Monday, November 01, 2004

What Free Market?

(I'm back)

In this column in the Washington Post (thankfully just a column, but I think it betrays some larger issues), the "free" market is blamed for the flu shot shortage. The juiciest part of the article is here:
Why doesn't the market work?

One reason is product liability, drug companies said, which keeps them out of the flu vaccine business. That is not a big issue, however, Pavia said, because lawsuits over flu vaccine have not been successful.

Another is the high cost of regulation...
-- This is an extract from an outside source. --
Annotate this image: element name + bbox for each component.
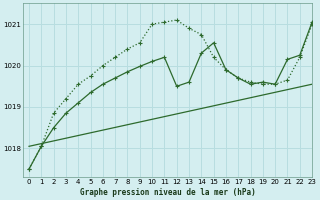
X-axis label: Graphe pression niveau de la mer (hPa): Graphe pression niveau de la mer (hPa) <box>80 188 255 197</box>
Exactly which parts of the regulation constitute the "free" market? But there is a deeper problem here than blaming the negative effects of regulation on a "free" market. What exactly is the solution to product liability lawsuits? I cannot see any possible way to address this issue other than yet more regulation, either in the form of limiting lawsuits, which protect the vaccine makers from their mistakes, or in the form of regulatory oversight of the production and maintenance of vaccines, which will of course raise costs for the vaccine makers. Given how strongly the author feels about protecting the nation's health, I can't imagine him supporting a solution that increases the chance of a mix-up in the system. But since regulation is, according to him, such a huge problem, why do we want more of it?
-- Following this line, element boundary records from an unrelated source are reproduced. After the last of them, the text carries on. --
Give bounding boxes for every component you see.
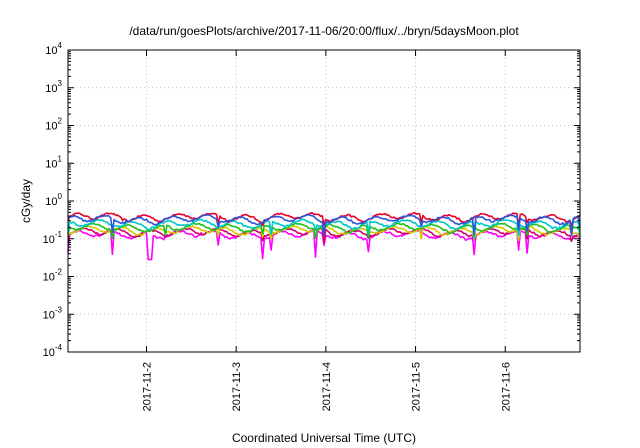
series-line [67, 213, 581, 237]
y-tick-label: 102 [45, 117, 62, 133]
y-axis: 10-4 10-3 10-2 10-1 100 101 102 103 104 [43, 41, 580, 359]
y-tick-label: 104 [45, 41, 62, 57]
chart-title: /data/run/goesPlots/archive/2017-11-06/2… [129, 24, 519, 38]
y-tick-label: 101 [45, 154, 62, 170]
series-line [67, 227, 581, 244]
x-tick-label: 2017-11-3 [231, 362, 243, 411]
grid [68, 50, 580, 352]
y-axis-label: cGy/day [19, 179, 33, 223]
series-line [67, 229, 581, 261]
x-axis-label: Coordinated Universal Time (UTC) [232, 431, 416, 445]
series-group [67, 211, 581, 261]
y-tick-label: 10-4 [43, 343, 63, 359]
y-tick-label: 100 [45, 192, 62, 208]
x-tick-label: 2017-11-4 [321, 362, 333, 411]
y-tick-label: 10-2 [43, 268, 63, 284]
x-tick-label: 2017-11-2 [141, 362, 153, 411]
x-tick-label: 2017-11-5 [411, 362, 423, 411]
y-tick-label: 10-3 [43, 305, 63, 321]
y-tick-label: 103 [45, 79, 62, 95]
x-axis: 2017-11-2 2017-11-3 2017-11-4 2017-11-5 2017… [141, 50, 512, 411]
y-tick-label: 10-1 [43, 230, 63, 246]
series-line [67, 211, 581, 227]
x-tick-label: 2017-11-6 [500, 362, 512, 411]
The problem, of course, is a failure to understand what exactly the free market is. It is telling that the author quotes two people:
"The market has failed," said Andrew Pavia, chief of pediatric infectious diseases at the University of Utah, who chairs the flu task force of the Infectious Diseases Society of America, based in Alexandria.

and,

Drug companies don't want to take on those costs because of the third problem with the flu vaccine business: it's a low-profit business and the demand for flu shots is "exceedingly fickle," said Poland, the Mayo clinic expert.

Neither man, along with the author, appear to have much understanding of, or much to say about the "free" market other than that it must be the root of our problems.